To brighten your day, here are four fun tea facts that will raise eyebrows and noses!
Originally, the practice of adding milk to tea was closely connected to social class. In the early days, poor quality china would crack easily when boiling water was added. To counteract this, cold milk was added first, followed by the water.
As finer and stronger materials were introduced, this was no longer a problem.
Adding milk after water showed that one was in possession of the finest china.
This even became a social divider, with the lower-class being slighted with the phrase "he'd rather milk in first".
In 18th century, demand for tea continually outstripped supply and the tea prices soared. To manage this, and keep prices low, additives were mixed with tea leaves. In 1770, one town near London was cited as producing more than 20 tonnes of additives per year for supply to tea merchants. Additives included twigs, sawdust, and even sheep dung (for added colour and flavour).
Not keen on nasty additives in your tea?

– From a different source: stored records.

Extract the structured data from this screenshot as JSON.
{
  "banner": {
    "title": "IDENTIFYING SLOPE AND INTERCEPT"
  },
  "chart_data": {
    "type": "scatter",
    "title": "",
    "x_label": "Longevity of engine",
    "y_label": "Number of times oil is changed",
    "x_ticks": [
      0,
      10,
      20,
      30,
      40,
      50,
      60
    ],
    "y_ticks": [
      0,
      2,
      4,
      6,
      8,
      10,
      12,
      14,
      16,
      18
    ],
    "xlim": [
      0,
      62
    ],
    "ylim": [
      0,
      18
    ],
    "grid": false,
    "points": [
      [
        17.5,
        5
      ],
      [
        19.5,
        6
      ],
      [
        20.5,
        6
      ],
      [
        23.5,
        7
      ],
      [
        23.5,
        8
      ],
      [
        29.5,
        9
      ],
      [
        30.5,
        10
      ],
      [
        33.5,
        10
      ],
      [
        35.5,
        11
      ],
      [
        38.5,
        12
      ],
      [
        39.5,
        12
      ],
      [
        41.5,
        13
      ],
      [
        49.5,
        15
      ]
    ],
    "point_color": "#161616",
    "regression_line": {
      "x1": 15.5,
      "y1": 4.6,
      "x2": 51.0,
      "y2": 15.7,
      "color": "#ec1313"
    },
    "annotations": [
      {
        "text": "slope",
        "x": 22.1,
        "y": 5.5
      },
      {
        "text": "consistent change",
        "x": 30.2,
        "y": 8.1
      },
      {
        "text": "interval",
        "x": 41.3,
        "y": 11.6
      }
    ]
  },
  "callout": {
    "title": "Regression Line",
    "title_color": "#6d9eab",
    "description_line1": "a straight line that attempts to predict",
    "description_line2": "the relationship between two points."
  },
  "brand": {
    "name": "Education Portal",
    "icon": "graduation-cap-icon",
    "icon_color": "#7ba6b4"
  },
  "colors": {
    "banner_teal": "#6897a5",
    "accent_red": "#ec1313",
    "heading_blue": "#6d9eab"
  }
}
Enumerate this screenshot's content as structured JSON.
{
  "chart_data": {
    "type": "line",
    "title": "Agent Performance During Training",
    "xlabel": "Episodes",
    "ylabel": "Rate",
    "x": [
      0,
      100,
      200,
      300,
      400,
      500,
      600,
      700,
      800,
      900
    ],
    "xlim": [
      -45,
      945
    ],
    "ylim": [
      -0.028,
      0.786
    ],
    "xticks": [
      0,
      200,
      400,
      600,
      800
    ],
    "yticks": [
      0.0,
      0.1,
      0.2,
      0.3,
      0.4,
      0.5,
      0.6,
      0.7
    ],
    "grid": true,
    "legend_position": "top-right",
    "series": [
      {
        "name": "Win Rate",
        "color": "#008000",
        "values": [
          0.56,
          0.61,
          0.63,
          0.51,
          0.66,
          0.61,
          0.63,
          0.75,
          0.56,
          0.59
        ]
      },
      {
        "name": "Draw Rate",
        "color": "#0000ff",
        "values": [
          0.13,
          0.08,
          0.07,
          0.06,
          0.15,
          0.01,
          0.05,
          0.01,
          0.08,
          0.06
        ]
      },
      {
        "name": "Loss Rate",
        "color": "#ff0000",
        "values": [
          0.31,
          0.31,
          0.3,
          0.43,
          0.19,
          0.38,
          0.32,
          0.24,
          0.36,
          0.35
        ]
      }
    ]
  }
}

Try these beautiful alternatives.
In the late 19th century, afternoon tea, or "low tea" spread beyond the drawing room, where genders absolutely did not mix, into public places such as tea gardens.
For the first time, men and women of class could socialise freely in public without being seen as scandalous.
Let's all pretend we always knew the "high" in "high tea" had nothing to do with little cucumber sandwiches, dainty cakes and champagne. But of course! Such a silly thought indeed.
And naturally, "low tea" had little reference to the earlier part of the afternoon when tea was served.
You can now declare with nose elevating confidence that the "high" and "low" was merely a reference to the height of the table in which "tea" was served.
In the 1840s, the Duchess of Bedford Anna Maria Russell quite unwittingly created a new concept of "low tea", or "afternoon tea", where dainty snacks were ordered from the kitchen to stave of hunger until teatime, which was usually around 8-9pm.
This new afternoon meal, typically served from 3-6pm soon moved from private quarters to the drawing room, where the table was low in height, hence the name "low tea".
In contrast, "high tea" was rather known as the commoner's meal where a substantial meal was served, often in the kitchen, at a high table, and therefore named "high tea".